The English is awful
★★☆☆☆
I guess this review is for any foreigners who think about buying this book, or if you're thinking about buying this book for a foreigner.
The content of the book is fine. It has a motley collection of basic recipes, nothing fancy, but good basics; the stuff kids learn in Home Ec. As a Japanese cookbook I'm sure it would be just fine. The problem is the translation. The English is clumsy at best, vague, confusing, or silly at worst. Example sentence from the introduction of winter cuisine: "It may be no exaggeration to say snowy views that cover everything with white are representative for a splendor of winter." These "literary" sections are painful to read, but they're not really essential to the book. It's much worse when the actual recipes are unclear. For example: "Strain the potato while hot." (What they meant: "Mash the sweet potatoes through a strainer so as to remove all the stringy pieces.") Or "Peel the carrot and cut into 1.2in bar rectangles." (What is a "bar rectangle?" What they meant: "cut into thin rectangular strips 3cm long.")They obviously never asked someone to try to cook with the English half of the book. The measurements are clumsily translated as well. The authors directly converted everything into inches and US cups which means they end up with some indecipherable figures. Can you eye two-fifths of a cup? And what does it mean to cut something "into thin pieces of about one-twelfth inch thickness." (Oh. You meant 2mm.)

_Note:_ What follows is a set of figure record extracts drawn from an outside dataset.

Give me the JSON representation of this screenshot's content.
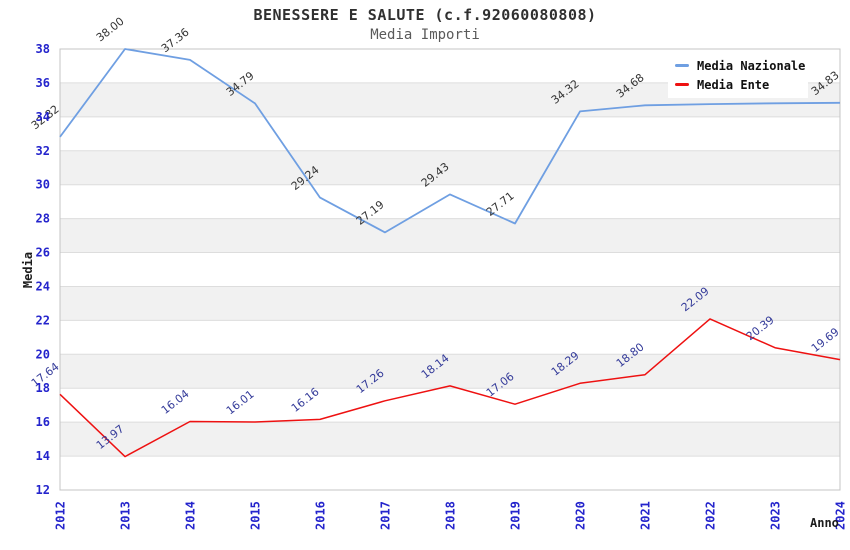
{
  "chart_data": {
    "type": "line",
    "title": "BENESSERE E SALUTE (c.f.92060080808)",
    "subtitle": "Media Importi",
    "xlabel": "Anno",
    "ylabel": "Media",
    "categories": [
      "2012",
      "2013",
      "2014",
      "2015",
      "2016",
      "2017",
      "2018",
      "2019",
      "2020",
      "2021",
      "2022",
      "2023",
      "2024"
    ],
    "ylim": [
      12,
      38
    ],
    "ytick_step": 2,
    "grid": "alternating-horizontal-bands",
    "legend_position": "top-right",
    "series": [
      {
        "name": "Media Nazionale",
        "color": "#6F9FE2",
        "label_color": "#333333",
        "values": [
          32.82,
          38.0,
          37.36,
          34.79,
          29.24,
          27.19,
          29.43,
          27.71,
          34.32,
          34.68,
          34.75,
          34.8,
          34.83
        ],
        "labels": [
          "32.82",
          "38.00",
          "37.36",
          "34.79",
          "29.24",
          "27.19",
          "29.43",
          "27.71",
          "34.32",
          "34.68",
          "",
          "",
          "34.83"
        ]
      },
      {
        "name": "Media Ente",
        "color": "#EE1111",
        "label_color": "#333A99",
        "values": [
          17.64,
          13.97,
          16.04,
          16.01,
          16.16,
          17.26,
          18.14,
          17.06,
          18.29,
          18.8,
          22.09,
          20.39,
          19.69
        ],
        "labels": [
          "17.64",
          "13.97",
          "16.04",
          "16.01",
          "16.16",
          "17.26",
          "18.14",
          "17.06",
          "18.29",
          "18.80",
          "22.09",
          "20.39",
          "19.69"
        ]
      }
    ],
    "colors": {
      "tick_label": "#2424CC",
      "axis_title": "#1C1C1C",
      "band": "#F1F1F1",
      "grid_line": "#DDDDDD",
      "plot_border": "#C4C4C4",
      "background": "#FFFFFF"
    }
  }
}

The "index" is unhelpful: recipes are indexed only by the first letter of their name. If you are looking for a dish that uses "giant white radish" (I think most people just say "daikon," but I could be wrong) the only thing the index gives you is "Giant White Radish and Abura-Age" when there are actually at ten dishes with daikon in them. Plus, parts of the book other than the recipes are not indexes at all. I remembered that the flavor of daikon changes as you go from top to bottom, but, because the helpful little side-columns are not indexed, I had to look through the whole book to find "Tips for Cooking Giant White Radish." (The tip was helpful, though.)
Finally, there is very little by way of explanation. You often don't know why certain steps are necessary and what they add to a dish. You feel like you are doing them just because the book says to do them, and with a book that often sounds silly it's hard to trust the author's judgement.
The end result is a cookbook with a number of good tips things that you wouldn't know if you didn't grow up in Japan but one that leaves you feeling slightly dumber for having used it.